The Madoff Madness and the Banking Crisis: At one extreme, trustees must dodge sociopathic fraudsters; on the other, they must avoid the hubris of "the smartest guys in the room."
Modern Portfolio Theory and the legal thinking it's influenced address the problem by means of risk analysis and diversification. This approach has limits, as Investments & Pensions Europe reported recently: "Dutch pension funds have lost €166m to the Ponzi scheme run by Bernard Madoff, Wouter Bos, the Dutch finance minister has claimed."
The Age Before the "Prudent Man"
In other times, courts have taken different views of how a trustee should deal with risk.
Harvard College v. Amory, 9 Pick. (26 Mass.) 446, 461 (Mass. 1830) was the case that first stated the Prudent Man Rule. The Massachusetts Supreme Judicial Court said that trustees should model their stewardship "on how men of prudence, discretion, and intelligence manage their own affairs, not in regard to speculation, but in regard to the permanent disposition of their funds, considering the probable income, as well as the probable safety of the capital to be invested."
The Court rejected Harvard's argument that the trustees should have invested in an annuity which would have been less risky than common stocks, but would have provided the beneficiary a much lower income. Harvard's position seems ludicrous today. It wasn't in 1830.
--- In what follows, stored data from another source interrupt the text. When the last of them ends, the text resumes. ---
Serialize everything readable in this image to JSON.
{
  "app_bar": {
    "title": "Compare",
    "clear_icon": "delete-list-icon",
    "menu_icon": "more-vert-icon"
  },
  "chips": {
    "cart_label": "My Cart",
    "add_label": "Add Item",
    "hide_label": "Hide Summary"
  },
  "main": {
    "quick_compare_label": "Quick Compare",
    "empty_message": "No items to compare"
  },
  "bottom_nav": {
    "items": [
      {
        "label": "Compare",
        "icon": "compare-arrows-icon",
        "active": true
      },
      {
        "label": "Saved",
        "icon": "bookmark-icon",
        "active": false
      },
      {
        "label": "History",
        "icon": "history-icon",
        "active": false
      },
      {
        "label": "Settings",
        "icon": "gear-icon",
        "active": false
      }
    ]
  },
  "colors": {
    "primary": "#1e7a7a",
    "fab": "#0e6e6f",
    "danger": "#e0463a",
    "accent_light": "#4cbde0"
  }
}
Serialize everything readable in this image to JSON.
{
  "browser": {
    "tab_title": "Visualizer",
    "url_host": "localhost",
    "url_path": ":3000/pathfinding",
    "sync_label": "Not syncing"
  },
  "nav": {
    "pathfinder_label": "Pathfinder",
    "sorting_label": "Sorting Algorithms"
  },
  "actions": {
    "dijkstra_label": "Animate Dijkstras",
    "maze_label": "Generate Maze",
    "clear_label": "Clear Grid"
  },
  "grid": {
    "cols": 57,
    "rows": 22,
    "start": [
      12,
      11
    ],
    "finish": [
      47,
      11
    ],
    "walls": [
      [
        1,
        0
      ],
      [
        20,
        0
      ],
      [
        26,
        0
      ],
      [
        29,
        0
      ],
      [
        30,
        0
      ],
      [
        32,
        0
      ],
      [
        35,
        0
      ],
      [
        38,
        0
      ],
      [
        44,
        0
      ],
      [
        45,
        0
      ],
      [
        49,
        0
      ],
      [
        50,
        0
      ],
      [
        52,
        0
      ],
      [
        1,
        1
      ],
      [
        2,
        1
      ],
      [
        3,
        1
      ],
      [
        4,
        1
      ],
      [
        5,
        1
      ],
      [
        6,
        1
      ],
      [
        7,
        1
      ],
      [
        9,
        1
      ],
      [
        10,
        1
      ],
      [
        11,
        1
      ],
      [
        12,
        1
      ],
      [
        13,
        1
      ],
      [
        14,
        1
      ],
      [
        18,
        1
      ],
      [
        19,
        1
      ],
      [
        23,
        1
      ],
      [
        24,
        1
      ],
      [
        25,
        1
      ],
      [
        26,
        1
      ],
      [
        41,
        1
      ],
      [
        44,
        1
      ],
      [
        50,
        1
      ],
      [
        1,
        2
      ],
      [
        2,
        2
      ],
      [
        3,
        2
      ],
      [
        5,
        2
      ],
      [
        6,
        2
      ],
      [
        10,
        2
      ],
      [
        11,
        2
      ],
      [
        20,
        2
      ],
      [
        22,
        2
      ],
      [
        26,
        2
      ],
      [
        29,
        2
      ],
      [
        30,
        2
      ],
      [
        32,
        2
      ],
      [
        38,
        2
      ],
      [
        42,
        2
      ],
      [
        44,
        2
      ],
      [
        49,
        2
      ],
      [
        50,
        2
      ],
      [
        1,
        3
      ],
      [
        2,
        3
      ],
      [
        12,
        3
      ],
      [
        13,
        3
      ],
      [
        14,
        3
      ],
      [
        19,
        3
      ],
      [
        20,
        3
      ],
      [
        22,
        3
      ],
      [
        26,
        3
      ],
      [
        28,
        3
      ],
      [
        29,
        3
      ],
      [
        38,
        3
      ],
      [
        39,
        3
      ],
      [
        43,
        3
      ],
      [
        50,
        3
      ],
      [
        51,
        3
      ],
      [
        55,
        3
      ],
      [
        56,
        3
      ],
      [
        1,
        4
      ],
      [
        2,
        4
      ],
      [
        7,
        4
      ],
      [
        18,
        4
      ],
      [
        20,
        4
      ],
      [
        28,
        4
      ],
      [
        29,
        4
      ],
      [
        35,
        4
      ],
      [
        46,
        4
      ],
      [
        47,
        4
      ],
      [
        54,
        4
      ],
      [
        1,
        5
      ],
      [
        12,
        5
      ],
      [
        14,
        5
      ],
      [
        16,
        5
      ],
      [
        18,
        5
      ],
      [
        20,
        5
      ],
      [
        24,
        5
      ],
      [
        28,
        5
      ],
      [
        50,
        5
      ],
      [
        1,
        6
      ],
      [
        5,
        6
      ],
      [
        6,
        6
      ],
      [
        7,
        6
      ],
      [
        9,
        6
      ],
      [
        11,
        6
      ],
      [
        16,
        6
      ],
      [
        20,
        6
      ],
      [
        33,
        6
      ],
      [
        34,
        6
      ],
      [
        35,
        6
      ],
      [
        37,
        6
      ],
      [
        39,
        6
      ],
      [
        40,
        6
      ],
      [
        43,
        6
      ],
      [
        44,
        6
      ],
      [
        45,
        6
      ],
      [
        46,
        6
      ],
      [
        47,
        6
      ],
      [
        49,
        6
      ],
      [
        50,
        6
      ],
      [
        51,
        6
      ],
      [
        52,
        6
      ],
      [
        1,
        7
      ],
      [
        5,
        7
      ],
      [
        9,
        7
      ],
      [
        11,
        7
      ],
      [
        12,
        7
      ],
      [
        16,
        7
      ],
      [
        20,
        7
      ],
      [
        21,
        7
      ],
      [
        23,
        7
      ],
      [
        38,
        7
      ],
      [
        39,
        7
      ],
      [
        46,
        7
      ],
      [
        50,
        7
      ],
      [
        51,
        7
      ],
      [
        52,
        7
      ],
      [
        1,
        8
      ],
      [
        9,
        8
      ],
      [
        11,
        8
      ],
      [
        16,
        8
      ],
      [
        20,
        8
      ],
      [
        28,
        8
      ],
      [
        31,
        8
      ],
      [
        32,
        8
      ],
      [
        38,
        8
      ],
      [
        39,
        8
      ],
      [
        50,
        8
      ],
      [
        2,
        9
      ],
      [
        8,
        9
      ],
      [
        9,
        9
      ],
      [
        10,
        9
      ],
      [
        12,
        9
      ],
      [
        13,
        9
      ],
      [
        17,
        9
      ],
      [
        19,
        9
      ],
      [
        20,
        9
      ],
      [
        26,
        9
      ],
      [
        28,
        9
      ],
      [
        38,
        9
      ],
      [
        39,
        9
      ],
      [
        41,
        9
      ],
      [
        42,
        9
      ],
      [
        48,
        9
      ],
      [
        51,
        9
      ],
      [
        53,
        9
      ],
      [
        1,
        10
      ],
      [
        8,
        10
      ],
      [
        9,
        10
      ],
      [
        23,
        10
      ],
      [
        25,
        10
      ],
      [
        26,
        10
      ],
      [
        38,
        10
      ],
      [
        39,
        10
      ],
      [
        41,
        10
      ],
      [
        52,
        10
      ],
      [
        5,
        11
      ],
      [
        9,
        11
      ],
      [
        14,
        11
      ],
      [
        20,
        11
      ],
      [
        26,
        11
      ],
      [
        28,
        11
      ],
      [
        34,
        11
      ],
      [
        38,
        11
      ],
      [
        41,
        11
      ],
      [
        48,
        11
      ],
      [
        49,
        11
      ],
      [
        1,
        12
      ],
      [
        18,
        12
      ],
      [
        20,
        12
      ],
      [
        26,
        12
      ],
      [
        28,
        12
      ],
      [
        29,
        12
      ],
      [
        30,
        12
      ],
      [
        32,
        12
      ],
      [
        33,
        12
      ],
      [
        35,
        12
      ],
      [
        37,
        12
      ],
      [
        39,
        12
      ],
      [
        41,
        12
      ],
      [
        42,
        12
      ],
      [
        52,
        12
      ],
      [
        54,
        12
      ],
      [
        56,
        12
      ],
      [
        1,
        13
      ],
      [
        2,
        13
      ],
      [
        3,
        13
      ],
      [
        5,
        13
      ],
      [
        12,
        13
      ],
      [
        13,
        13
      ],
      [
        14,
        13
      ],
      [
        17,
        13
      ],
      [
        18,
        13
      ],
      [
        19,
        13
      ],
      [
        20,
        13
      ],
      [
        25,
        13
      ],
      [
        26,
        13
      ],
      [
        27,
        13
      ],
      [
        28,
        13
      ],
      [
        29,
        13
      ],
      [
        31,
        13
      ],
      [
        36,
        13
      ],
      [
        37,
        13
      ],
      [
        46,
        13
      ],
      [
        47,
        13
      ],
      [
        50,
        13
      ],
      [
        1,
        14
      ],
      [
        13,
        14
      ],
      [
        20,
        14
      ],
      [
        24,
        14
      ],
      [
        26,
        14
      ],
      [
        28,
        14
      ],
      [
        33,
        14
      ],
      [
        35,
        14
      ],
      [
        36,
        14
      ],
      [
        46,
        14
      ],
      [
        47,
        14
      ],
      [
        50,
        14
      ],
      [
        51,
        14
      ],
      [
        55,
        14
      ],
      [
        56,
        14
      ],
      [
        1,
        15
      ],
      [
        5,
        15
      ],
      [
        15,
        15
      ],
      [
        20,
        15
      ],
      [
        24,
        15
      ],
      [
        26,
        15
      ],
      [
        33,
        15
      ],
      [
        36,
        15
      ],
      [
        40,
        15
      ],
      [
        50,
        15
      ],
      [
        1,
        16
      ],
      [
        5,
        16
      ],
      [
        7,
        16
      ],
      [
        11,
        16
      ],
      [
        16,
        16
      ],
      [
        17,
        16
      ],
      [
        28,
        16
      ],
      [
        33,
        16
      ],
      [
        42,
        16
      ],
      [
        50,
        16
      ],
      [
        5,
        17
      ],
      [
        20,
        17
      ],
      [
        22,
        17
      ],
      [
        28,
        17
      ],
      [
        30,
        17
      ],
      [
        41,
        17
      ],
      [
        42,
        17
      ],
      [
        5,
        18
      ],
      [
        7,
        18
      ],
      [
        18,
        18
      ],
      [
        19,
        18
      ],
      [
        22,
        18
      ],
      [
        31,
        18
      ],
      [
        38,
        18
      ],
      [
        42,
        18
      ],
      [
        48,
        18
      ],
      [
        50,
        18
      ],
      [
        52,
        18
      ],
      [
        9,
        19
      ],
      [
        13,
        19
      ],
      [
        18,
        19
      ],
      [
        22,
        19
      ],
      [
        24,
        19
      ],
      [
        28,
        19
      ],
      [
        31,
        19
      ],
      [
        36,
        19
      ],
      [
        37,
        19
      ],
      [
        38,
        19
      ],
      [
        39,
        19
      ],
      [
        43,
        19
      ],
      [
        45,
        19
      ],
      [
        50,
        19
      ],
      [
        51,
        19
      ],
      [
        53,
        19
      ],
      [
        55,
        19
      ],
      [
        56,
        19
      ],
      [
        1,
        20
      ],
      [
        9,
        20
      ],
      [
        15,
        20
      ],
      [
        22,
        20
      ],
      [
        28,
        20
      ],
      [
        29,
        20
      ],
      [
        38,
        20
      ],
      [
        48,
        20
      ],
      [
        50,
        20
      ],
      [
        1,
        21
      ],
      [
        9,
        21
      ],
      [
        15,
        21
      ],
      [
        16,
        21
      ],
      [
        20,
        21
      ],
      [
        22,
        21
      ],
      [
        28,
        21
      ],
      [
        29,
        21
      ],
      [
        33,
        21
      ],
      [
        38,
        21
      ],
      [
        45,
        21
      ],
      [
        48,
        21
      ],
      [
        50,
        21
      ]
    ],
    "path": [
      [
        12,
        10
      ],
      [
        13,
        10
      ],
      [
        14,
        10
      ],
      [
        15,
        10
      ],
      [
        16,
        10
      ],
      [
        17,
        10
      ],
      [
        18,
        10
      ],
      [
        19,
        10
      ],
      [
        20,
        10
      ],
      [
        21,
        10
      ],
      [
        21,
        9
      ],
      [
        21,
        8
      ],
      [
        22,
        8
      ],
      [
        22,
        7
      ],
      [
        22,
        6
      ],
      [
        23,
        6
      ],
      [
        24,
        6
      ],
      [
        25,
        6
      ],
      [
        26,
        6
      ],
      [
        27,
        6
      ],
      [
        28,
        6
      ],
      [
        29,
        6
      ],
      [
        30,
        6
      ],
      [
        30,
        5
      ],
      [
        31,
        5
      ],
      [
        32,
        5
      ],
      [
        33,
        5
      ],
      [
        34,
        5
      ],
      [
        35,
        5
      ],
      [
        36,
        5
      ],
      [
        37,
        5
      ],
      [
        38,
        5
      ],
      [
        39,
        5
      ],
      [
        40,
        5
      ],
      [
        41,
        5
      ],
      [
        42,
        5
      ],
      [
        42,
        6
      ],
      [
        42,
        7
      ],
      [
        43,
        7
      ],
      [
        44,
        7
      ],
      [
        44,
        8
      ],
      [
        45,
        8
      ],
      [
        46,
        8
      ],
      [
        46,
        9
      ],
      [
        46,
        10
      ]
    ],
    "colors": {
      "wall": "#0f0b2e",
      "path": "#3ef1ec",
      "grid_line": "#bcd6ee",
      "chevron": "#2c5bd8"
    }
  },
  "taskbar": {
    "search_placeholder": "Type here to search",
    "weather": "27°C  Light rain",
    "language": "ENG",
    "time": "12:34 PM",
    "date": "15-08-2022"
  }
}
In rejecting Harvard's position, the Court quoted critically an English case (Trafford v. Boehm, 3 Atk. 440, 444, 26 Eng. Rep. 1054, 1056) decided 86 years earlier:
"Neither South-sea stock nor Bank stock[s] are considered as a good security, because it depends upon the management of the governors and directors, and [both] are subject to losses; for instance, it is in the power of the South-sea company to trade away their whole stock while they keep within the terms of their charter….
"But South-sea annuities and Bank annuities are of a different consideration; the directors have nothing to do with the principal, and are only to pay the dividends and interest till such time as the government pay off the capital, and it is not in their power to bring any loss upon them, and therefore are only and properly good securities."
Two things one should note here. First, the court held that annuities backed by government debt were appropriate trust investments. But stock shares issued by the same entities that sponsored the annuities weren't. It's this very limited scope of trust investing the Prudent Man Rule overturns.
The Lessons of the 18th Century's Bubble Economy
Second, note how the court contrasts the relative investment merits of "South-sea stock" and "South-sea annuities." Here one sees the aftershocks of probably the greatest financial and political crisis in Anglo-American history between the English Civil Wars and today.
The collapse of the South Sea Company in 1720 shook the British state to its core. The South Sea Bubble combined a completely fraudulent investment scheme with political intrigue and mad speculation in everything from real estate to trading voyages. (See generally Malcolm Balen, The Secret History of the South Sea Bubble (New York: Fourth Estate, 2002) and James Macdonald, A Free Nation Deep in Debt (New York: Farrar, Straus & Giroux, 2003), pp. 206-219, 223-29.)
It would be hard to identify an area of commercial law or of political and social history that the Bubble did not affect. Trust law certainly changed.
In 1723 the South Sea Company shareholders began receiving perpetual annuities backed by government debt (the Company's only asset) in exchange for their devalued shares. The "Bank" mentioned in Trafford is the Bank of England, then still a private institution but, from the South Sea Bubble onward, the unquestioned central bank for the Empire. It too issued annuities backed by government debt. But even its stock, the Trafford court held, was not a proper trust investment.
I can't imagine a swing in the law back to Trafford. But the devastation of pensions and other trusts, such as the Harvard University endowment (see Richard Bradley, "Drew Gilpin Faust and the Incredible Shrinking Harvard", Boston Magazine, June 2009) – whether caused by fraud, hubris or faith in failing models – will lead to changes in trustees' fiduciary duties.